Ces critiques virulentes contre M. Ghalibaf ont été reprises par certains politiques. « Les locataires du bâtiment de Plasco avaient, à de multiples reprises, alerté sur le fait qu’un effondrement était imminent, mais la mairie n’y a pas prêté attention », s’est indignée la députée de Téhéran Parvaneh Mafi. L’un des membres du conseil municipal, Mohsen Sarkhou, est allé plus loin, exigeant la démission de Mohammad Bagher Ghalibaf. Une demande reprise en boucle dans les médias et qu’ont également exprimée certains des manifestants présents lundi.
La mise en cause du maire de Téhéran n’aurait pas une telle importance si celui-ci ne se préparait pas, selon toute vraisemblance, à concourir à la prochaine présidentielle.
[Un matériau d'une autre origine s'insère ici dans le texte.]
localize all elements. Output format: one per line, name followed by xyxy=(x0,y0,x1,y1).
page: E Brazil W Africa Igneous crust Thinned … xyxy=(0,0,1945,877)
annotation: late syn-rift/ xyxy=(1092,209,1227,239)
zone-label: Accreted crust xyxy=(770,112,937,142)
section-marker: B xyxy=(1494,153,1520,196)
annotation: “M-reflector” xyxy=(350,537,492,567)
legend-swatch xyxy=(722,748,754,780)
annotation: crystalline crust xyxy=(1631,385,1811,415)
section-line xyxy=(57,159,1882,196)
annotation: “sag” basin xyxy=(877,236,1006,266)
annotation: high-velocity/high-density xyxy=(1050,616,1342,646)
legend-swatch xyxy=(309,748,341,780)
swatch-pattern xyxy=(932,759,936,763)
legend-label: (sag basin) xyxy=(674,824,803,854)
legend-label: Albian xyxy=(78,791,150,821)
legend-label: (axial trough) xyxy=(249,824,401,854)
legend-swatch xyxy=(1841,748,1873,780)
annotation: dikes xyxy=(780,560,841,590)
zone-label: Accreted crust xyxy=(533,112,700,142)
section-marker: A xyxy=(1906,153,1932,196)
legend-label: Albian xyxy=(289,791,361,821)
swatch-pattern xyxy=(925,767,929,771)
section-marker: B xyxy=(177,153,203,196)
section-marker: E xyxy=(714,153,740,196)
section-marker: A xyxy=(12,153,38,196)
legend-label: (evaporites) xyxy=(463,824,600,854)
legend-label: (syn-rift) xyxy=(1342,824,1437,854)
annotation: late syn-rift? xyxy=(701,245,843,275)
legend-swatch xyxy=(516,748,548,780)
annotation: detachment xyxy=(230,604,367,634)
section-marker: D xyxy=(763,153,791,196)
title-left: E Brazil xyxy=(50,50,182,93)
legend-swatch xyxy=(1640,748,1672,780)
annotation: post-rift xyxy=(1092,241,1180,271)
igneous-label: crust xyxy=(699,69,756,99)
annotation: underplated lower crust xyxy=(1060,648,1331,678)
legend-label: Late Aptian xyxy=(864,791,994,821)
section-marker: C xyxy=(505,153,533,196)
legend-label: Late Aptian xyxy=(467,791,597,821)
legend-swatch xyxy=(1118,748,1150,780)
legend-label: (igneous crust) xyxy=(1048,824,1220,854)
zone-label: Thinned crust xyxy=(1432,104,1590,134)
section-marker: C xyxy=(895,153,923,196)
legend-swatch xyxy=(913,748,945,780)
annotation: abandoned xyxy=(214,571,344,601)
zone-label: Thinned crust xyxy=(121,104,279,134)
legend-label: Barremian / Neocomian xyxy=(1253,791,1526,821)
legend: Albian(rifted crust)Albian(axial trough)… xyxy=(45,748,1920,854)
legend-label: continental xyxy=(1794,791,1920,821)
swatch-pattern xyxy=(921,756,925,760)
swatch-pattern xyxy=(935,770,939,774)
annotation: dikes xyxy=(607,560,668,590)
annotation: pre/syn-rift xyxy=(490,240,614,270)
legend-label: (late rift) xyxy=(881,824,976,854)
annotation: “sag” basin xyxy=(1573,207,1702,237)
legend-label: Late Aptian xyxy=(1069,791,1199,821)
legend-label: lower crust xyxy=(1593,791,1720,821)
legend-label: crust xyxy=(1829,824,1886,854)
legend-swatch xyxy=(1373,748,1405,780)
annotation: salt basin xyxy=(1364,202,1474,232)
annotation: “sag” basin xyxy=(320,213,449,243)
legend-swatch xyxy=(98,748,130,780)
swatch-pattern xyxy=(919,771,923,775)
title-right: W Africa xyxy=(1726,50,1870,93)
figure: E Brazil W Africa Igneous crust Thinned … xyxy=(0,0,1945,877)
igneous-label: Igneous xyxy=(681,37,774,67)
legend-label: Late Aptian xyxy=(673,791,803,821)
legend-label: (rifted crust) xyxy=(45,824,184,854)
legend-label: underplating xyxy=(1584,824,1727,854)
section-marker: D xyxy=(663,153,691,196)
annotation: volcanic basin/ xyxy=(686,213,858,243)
Le 19 mai, les Iraniens se rendront aux urnes pour décider de réélire l’actuel président Hassan Rohani, au pouvoir depuis août 2013, ou de faire de lui le seul chef d’Etat iranien à n’avoir exercé qu’un seul mandat.
Lenteur de la reprise économique
Battu en 2013 par Hassan Rohani (15,8 % des voix contre 50,7 %), M. Ghalibaf a encaissé d’autres coups durs ces derniers mois. Il a notamment été accusé par un site Internet, en septembre 2016, d’avoir offert des maisons et terrains appartenant à la municipalité à certains élus du conseil. En décembre, sa campagne de communication sur la qualité de vie dans la capitale s’est retournée contre lui, la classe moyenne faisant du maire le responsable de tous les problèmes de cette mégapole qu’est devenue Téhéran, avec ses pics fréquents de pollution, ses centaines de kilomètres d’embouteillages et le recul inexorable des espaces verts face aux chantiers de construction.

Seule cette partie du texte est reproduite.